A capacity-building and brokering network to make citizen science an integral part of the European Research Area
Citizen Science is a rapidly emerging mode of research and innovation that shows huge promise in terms of collecting new qualities and quantities of data, harnessing collective intelligence, improving science-society literacy, and improving the relationship between science and society. However, it is embedded institutionally only to a limited extent, at an early stage of developing data infrastructures, and lacks the capacities and sustainable resourcing required to live up to its potentials.
This action will become a central point of exchange between citizen science in Horizon 2020, Horizon Europe, and other EU-level and sub-national programmes and initiatives. It should amplify significant outcomes of citizen science in areas such as Horizon Europe’s Missions, should they be confirmed, Clusters and Partnerships, the Sustainable Development Goals, and the Green Deal, across all parts of the research and innovation system. It should maintain up-to-date repositories of initiatives, good practices and tools, and become a stage for discussion and collaboration.

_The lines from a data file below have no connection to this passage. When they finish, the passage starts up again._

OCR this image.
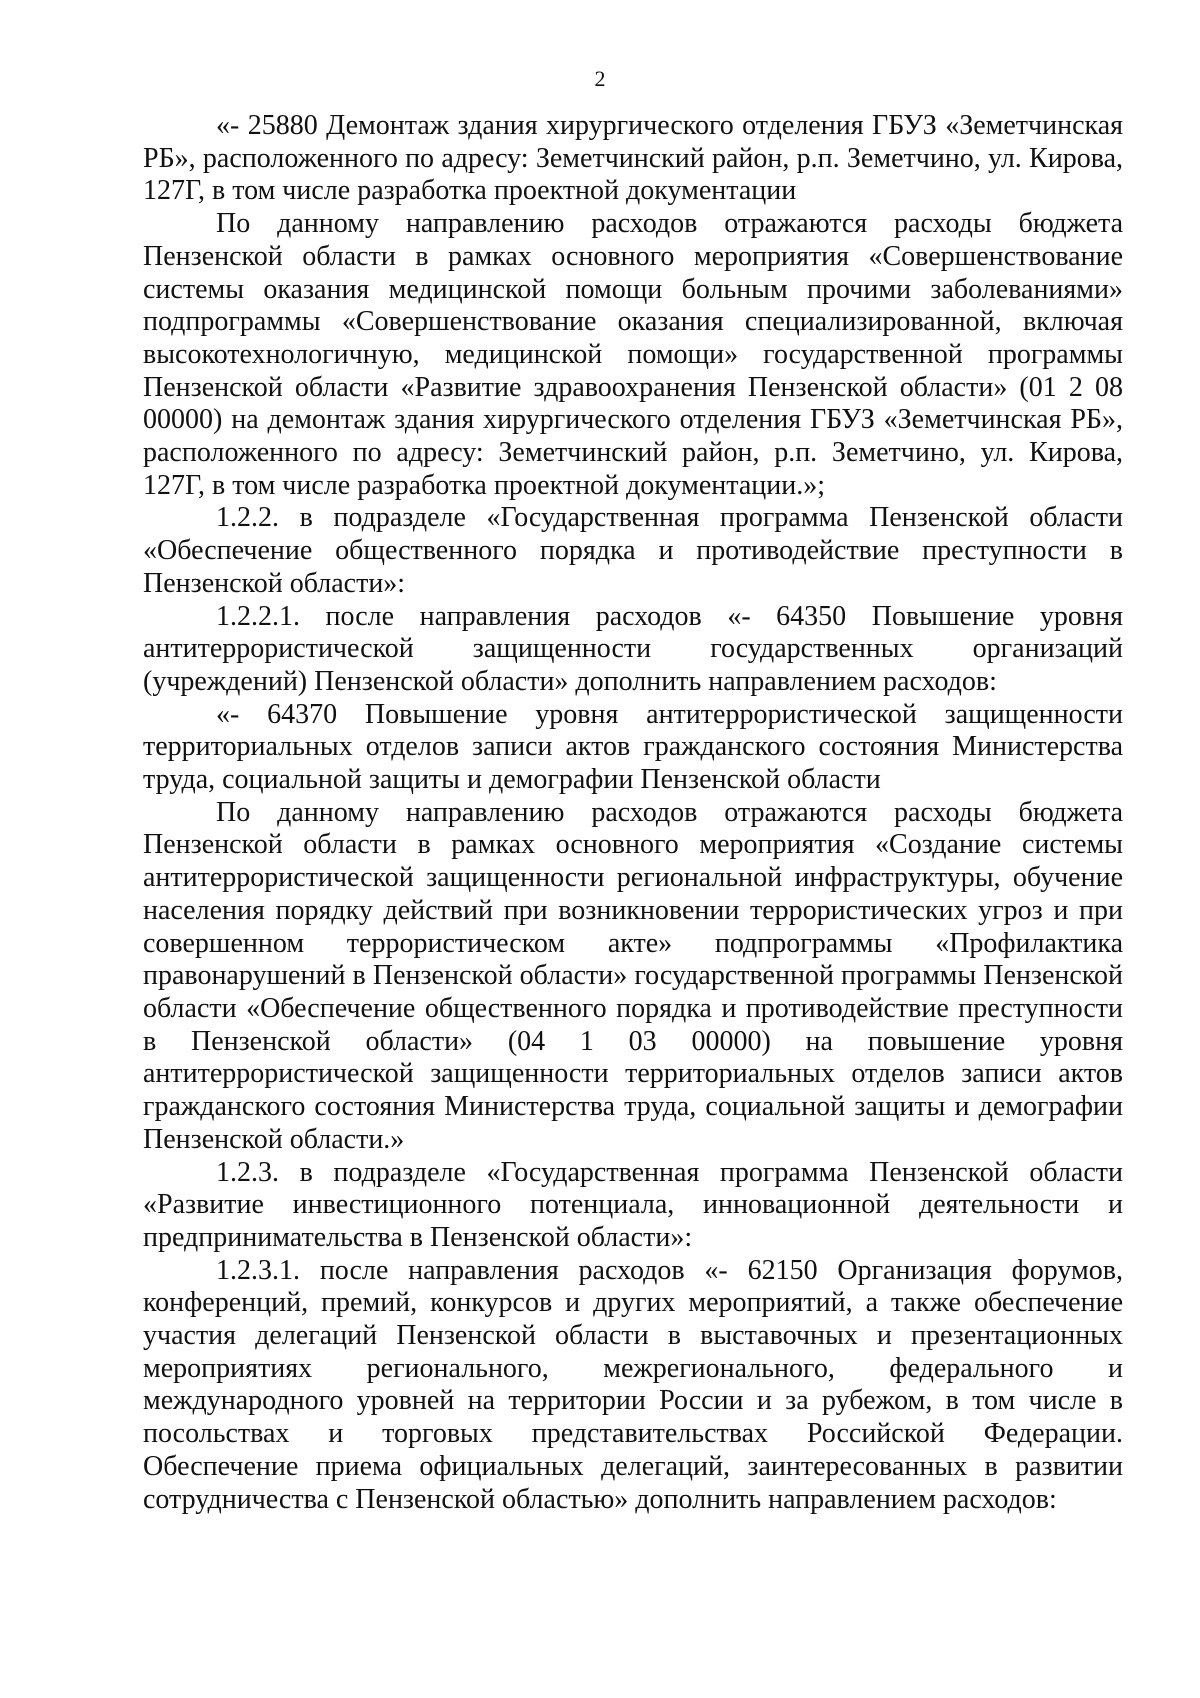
2

«- 25880 Демонтаж здания хирургического отделения ГБУЗ «Земетчинская РБ», расположенного по адресу: Земетчинский район, р.п. Земетчино, ул. Кирова, 127Г, в том числе разработка проектной документации

По данному направлению расходов отражаются расходы бюджета Пензенской области в рамках основного мероприятия «Совершенствование системы оказания медицинской помощи больным прочими заболеваниями» подпрограммы «Совершенствование оказания специализированной, включая высокотехнологичную, медицинской помощи» государственной программы Пензенской области «Развитие здравоохранения Пензенской области» (01 2 08 00000) на демонтаж здания хирургического отделения ГБУЗ «Земетчинская РБ», расположенного по адресу: Земетчинский район, р.п. Земетчино, ул. Кирова, 127Г, в том числе разработка проектной документации.»;

1.2.2. в подразделе «Государственная программа Пензенской области «Обеспечение общественного порядка и противодействие преступности в Пензенской области»:

1.2.2.1. после направления расходов «- 64350 Повышение уровня антитеррористической защищенности государственных организаций (учреждений) Пензенской области» дополнить направлением расходов:

«- 64370 Повышение уровня антитеррористической защищенности территориальных отделов записи актов гражданского состояния Министерства труда, социальной защиты и демографии Пензенской области

По данному направлению расходов отражаются расходы бюджета Пензенской области в рамках основного мероприятия «Создание системы антитеррористической защищенности региональной инфраструктуры, обучение населения порядку действий при возникновении террористических угроз и при совершенном террористическом акте» подпрограммы «Профилактика правонарушений в Пензенской области» государственной программы Пензенской области «Обеспечение общественного порядка и противодействие преступности в Пензенской области» (04 1 03 00000) на повышение уровня антитеррористической защищенности территориальных отделов записи актов гражданского состояния Министерства труда, социальной защиты и демографии Пензенской области.»

1.2.3. в подразделе «Государственная программа Пензенской области «Развитие инвестиционного потенциала, инновационной деятельности и предпринимательства в Пензенской области»:

1.2.3.1. после направления расходов «- 62150 Организация форумов, конференций, премий, конкурсов и других мероприятий, а также обеспечение участия делегаций Пензенской области в выставочных и презентационных мероприятиях регионального, межрегионального, федерального и международного уровней на территории России и за рубежом, в том числе в посольствах и торговых представительствах Российской Федерации. Обеспечение приема официальных делегаций, заинтересованных в развитии сотрудничества с Пензенской областью» дополнить направлением расходов:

It should offer extensive in situ brokering, skills, training, and capacity building services to citizen science practitioners, civil society, public authorities, businesses/SMEs, formal and informal education establishments, and research funding and performing organisations, with a view to raising their awareness, knowledge and skills to collaborate with, support, and implement citizen science.
Co-ordination of and support for citizen science to work towards FAIR (and in many cases open) data should cut across activities. The action should become a key interlocutor between citizen science initiatives and existing thematic databases and infrastructures. It should support - and ‘connect the dots’ between - existing efforts to make citizen science data FAIR and open, make new efforts to liaise between citizen science and infrastructures where they are needed, identify unmet needs, and develop policy recommendations. Overall the action should move citizen science towards open science as its modus operandi.
Underlying these activities should be efforts to reduce disparities in awareness and actual practice of citizen science across disciplines in the ERA (e.g. at local, regional, national and EU levels). Moreover, significant efforts should be made to be inclusive in citizens’ involvement in terms of geography, gender, ethnicity, disability, age, socio-economic background etc. In order to achieve the expected outcomes, international cooperation and mutual learning that promise tangible scientific, societal or policy impacts is advised.
The action should build on and valorise the results of earlier projects in the Science and Society (FP6), Science in Society (FP7) and Science with and for Society (Horizon 2020) programmes, in particular projects focused on public engagement, responsible research and innovation, and citizen science , as well as of national and regional initiatives, and should aim to provide a seamless transition between previous supporting actions and this new action.
The action should be no shorter than 3 years.